In the afternoon I had a piece of business that took me across the river. I did my business and turned homewards. It was almost dark, and the ice of the Neva was coloured a faint green under the grey sky; the buildings rose out of it like black bubbles poised over a swamp. I was in that strange quarter of Petrograd where the river seems, like some sluggish octopus, to possess a thousand coils. Always you are turning upon a new bend of the ice, secretly stretching into darkness; strange bridges suddenly meet you, and then, where you had expected to find a solid mass of hideous flats, there will be a cluster of masts and the smell of tar, and little fierce red lights like the eyes of waiting beasts.

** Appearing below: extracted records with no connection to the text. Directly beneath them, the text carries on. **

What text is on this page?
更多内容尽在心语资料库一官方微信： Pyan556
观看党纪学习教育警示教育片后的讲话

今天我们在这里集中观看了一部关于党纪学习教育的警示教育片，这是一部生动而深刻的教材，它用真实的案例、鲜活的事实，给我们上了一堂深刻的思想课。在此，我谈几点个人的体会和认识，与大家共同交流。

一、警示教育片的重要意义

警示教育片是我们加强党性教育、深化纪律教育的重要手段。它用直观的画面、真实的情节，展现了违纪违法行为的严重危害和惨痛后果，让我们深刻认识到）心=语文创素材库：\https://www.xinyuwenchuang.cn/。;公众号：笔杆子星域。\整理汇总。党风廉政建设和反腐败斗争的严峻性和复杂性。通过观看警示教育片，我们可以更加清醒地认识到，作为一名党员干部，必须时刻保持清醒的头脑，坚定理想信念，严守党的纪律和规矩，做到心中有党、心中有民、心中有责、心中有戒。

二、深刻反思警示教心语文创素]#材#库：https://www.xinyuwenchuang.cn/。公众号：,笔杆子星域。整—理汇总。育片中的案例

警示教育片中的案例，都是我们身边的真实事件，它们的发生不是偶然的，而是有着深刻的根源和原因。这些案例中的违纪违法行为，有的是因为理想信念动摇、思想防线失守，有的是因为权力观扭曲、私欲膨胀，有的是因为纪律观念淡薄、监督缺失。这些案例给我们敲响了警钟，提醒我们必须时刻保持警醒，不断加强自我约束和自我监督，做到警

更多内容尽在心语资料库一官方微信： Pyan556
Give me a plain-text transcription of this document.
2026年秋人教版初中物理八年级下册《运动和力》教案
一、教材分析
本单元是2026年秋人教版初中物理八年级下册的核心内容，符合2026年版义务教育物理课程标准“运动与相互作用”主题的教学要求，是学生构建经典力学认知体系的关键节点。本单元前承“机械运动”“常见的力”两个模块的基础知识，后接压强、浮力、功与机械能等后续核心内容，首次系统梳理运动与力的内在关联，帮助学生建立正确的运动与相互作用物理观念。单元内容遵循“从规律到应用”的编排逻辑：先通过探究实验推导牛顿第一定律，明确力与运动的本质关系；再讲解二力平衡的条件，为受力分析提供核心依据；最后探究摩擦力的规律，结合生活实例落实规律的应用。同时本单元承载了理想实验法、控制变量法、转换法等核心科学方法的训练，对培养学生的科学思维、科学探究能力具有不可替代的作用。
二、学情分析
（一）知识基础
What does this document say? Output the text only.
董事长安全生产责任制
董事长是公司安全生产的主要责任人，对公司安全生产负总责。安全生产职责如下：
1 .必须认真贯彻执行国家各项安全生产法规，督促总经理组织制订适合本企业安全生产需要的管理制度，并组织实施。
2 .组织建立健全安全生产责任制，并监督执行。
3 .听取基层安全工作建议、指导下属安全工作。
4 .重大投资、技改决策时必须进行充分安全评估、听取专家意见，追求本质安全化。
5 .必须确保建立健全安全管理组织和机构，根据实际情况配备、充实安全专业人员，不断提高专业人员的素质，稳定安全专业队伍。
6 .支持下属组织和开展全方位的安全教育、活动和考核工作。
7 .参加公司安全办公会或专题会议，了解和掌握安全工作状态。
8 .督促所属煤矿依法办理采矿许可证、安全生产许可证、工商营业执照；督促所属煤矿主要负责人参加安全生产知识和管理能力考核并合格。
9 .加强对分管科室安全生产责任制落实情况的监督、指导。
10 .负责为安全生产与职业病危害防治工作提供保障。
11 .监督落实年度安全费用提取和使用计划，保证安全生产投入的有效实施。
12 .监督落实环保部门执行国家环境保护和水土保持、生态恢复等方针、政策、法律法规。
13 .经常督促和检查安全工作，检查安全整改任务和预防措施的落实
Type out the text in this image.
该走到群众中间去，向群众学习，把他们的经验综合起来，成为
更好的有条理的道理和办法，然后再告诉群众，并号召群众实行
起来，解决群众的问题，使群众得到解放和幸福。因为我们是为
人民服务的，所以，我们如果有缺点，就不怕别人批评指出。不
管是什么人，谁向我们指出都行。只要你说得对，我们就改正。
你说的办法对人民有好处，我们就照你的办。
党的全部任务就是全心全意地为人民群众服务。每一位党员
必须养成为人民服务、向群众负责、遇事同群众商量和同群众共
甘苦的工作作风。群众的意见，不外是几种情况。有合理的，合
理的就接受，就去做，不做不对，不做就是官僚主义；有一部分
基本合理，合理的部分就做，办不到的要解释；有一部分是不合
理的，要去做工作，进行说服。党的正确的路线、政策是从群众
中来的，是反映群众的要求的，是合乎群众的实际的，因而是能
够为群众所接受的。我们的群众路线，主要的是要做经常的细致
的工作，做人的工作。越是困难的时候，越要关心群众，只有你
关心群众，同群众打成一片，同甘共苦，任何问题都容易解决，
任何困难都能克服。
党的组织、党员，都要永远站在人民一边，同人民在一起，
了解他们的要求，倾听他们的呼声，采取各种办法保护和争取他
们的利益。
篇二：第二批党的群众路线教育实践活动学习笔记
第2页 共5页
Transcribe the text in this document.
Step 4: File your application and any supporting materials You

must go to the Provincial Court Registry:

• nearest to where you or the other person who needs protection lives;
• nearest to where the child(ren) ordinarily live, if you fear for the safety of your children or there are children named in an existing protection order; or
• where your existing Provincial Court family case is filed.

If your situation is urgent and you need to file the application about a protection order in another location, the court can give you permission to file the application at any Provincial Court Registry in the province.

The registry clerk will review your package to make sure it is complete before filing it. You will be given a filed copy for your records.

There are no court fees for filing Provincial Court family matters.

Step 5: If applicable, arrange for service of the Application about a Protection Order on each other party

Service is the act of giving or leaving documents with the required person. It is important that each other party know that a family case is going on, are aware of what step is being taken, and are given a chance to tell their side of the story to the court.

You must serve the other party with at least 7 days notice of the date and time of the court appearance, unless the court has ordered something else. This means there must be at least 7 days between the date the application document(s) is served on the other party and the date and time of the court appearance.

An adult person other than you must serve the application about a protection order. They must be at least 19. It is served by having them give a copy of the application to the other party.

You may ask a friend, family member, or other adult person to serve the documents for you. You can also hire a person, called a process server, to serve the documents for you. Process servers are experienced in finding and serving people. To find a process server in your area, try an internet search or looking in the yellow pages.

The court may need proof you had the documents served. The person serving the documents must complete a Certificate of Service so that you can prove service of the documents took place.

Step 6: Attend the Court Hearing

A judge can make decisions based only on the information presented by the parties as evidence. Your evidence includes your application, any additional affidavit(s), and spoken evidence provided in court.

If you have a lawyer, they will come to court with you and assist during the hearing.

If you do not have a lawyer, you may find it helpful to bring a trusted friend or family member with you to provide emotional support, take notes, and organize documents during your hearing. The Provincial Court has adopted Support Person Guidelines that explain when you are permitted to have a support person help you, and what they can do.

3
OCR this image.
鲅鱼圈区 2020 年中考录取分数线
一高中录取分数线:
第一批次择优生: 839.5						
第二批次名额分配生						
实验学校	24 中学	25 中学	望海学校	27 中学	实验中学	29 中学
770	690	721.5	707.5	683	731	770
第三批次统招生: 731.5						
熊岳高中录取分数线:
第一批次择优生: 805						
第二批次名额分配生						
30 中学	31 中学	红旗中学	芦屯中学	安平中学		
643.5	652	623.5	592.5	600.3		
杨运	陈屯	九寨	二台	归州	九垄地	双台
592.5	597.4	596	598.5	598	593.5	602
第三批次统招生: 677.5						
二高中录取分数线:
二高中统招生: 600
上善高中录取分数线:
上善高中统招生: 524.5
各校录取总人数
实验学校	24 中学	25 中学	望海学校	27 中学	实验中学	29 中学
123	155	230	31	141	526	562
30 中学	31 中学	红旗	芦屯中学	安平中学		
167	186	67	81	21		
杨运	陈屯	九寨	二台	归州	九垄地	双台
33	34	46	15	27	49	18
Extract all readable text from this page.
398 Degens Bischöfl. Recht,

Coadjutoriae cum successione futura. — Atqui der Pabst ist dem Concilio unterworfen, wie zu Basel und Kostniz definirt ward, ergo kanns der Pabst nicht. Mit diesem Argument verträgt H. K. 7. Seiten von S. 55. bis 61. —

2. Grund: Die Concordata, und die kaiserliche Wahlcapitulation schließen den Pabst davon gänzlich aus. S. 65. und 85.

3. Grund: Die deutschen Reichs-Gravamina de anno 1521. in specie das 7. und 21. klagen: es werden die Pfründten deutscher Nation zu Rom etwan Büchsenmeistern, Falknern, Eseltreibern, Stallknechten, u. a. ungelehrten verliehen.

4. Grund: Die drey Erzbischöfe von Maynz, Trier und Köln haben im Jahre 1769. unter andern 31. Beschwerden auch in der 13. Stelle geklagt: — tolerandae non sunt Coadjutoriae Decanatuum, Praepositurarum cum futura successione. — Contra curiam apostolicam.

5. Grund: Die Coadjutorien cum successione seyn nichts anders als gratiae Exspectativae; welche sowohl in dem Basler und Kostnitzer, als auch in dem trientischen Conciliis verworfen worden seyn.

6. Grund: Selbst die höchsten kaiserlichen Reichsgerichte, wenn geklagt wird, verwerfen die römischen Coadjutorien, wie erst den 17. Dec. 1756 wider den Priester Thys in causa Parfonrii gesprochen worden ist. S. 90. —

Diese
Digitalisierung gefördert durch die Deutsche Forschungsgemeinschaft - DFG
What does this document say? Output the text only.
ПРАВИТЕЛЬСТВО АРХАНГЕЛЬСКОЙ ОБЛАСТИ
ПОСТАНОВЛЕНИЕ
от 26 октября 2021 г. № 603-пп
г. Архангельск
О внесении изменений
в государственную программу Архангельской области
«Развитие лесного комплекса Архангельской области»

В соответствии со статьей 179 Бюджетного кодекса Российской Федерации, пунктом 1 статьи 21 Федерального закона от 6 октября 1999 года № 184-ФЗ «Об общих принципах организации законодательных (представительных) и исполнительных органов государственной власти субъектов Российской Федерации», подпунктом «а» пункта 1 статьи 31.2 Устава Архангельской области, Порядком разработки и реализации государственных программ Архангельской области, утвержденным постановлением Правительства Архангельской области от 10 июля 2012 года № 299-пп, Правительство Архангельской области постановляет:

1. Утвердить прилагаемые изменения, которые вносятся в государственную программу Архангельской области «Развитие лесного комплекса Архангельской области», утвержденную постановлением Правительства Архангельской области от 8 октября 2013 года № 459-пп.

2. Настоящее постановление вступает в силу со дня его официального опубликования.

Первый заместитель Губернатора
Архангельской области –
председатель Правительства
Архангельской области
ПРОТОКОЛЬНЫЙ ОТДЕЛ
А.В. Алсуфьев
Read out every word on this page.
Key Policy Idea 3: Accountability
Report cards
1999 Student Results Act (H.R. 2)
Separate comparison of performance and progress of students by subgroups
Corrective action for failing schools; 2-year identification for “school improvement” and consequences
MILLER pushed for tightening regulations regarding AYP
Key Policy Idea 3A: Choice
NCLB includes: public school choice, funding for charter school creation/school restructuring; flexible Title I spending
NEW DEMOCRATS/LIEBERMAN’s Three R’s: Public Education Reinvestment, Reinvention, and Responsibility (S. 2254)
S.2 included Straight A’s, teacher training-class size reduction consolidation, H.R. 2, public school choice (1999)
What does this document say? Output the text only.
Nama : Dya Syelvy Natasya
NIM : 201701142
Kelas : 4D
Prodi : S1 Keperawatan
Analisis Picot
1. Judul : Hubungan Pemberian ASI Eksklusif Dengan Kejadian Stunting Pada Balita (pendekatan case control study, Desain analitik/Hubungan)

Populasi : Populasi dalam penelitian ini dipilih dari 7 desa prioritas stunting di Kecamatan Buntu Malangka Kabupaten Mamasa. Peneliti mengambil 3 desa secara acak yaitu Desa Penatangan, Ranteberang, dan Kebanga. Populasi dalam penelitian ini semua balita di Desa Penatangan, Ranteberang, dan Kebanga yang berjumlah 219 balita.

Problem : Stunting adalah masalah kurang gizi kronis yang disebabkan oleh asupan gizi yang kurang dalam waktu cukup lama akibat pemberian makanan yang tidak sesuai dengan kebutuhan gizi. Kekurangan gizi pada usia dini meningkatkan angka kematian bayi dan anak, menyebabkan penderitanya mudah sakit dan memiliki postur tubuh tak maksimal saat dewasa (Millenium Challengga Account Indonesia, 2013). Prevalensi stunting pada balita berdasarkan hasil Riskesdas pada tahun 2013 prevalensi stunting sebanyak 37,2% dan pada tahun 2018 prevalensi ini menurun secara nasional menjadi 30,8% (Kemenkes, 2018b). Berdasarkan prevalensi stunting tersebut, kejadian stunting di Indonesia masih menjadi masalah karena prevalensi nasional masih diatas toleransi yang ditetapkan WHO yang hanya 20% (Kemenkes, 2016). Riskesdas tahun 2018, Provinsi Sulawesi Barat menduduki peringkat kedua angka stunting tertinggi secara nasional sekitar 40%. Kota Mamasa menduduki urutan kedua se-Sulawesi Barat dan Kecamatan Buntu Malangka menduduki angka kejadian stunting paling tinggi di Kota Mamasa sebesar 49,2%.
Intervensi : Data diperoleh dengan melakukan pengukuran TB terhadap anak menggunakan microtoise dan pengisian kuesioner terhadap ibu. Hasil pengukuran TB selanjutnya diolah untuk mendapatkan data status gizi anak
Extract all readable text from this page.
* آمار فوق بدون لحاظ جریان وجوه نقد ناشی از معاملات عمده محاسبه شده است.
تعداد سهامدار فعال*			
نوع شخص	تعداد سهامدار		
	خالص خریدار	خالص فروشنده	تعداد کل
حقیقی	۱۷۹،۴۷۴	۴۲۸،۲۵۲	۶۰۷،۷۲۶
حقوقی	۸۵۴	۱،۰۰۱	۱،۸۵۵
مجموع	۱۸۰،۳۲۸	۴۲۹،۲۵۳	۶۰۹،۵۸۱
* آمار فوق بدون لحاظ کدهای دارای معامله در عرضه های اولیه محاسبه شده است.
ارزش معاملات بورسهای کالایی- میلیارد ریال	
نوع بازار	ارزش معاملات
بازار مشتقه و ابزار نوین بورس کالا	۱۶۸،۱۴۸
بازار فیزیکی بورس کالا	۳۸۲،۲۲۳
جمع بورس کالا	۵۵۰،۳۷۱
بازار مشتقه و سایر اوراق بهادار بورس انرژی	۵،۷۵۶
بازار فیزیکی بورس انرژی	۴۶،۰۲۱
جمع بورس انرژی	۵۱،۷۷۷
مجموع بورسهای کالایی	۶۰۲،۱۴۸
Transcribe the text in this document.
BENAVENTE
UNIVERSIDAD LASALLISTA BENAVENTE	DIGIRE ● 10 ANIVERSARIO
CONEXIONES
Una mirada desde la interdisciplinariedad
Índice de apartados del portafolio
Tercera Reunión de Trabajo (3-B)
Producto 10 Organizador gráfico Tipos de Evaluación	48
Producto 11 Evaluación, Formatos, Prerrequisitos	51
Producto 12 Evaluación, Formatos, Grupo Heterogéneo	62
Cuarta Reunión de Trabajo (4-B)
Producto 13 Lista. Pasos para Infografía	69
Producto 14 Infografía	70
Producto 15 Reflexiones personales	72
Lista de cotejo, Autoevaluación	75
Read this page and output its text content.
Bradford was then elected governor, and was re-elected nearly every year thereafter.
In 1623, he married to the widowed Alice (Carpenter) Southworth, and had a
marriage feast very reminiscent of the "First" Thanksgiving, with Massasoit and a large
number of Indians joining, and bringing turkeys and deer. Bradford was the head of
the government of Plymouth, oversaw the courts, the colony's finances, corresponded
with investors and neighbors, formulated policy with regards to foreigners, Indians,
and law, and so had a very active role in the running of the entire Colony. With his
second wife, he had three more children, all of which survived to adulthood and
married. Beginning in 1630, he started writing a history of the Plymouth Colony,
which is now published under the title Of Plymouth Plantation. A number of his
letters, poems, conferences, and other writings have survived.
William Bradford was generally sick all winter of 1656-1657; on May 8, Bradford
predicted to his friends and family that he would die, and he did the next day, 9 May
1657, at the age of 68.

I seemed to stand with ice on every side of me, and so frail was my trembling wooden bridge that it seemed an easy thing for the ice, that appeared to press with tremendous weight against its banks, to grind the supports to fragments. There was complete silence on every side of me. The street to my left was utterly deserted. I heard no cries nor calls—only the ice seemed once and again to quiver as though some submerged creature was moving beneath it. That vast crowd on the Nevski seemed to be a dream. I was in a world that had fallen into decay and desolation, and I could smell rotting wood, and could fancy that frozen blades of grass were pressing up through the very pavement stones. Suddenly an Isvostchick stumbled along past me, down the empty street, and the bumping rattle of the sledge on the snow woke me from my laziness. I started off homewards. When I had gone a little way and was approaching the bridge over the Neva some man passed me, looked back, stopped and waited for me. When I came up to him I saw to my surprise that it was the Rat. He had his coat-collar turned over his ears and his dirty fur cap pulled down over his forehead. His nose was very red, and his thin hollow cheeks a dirty yellow colour.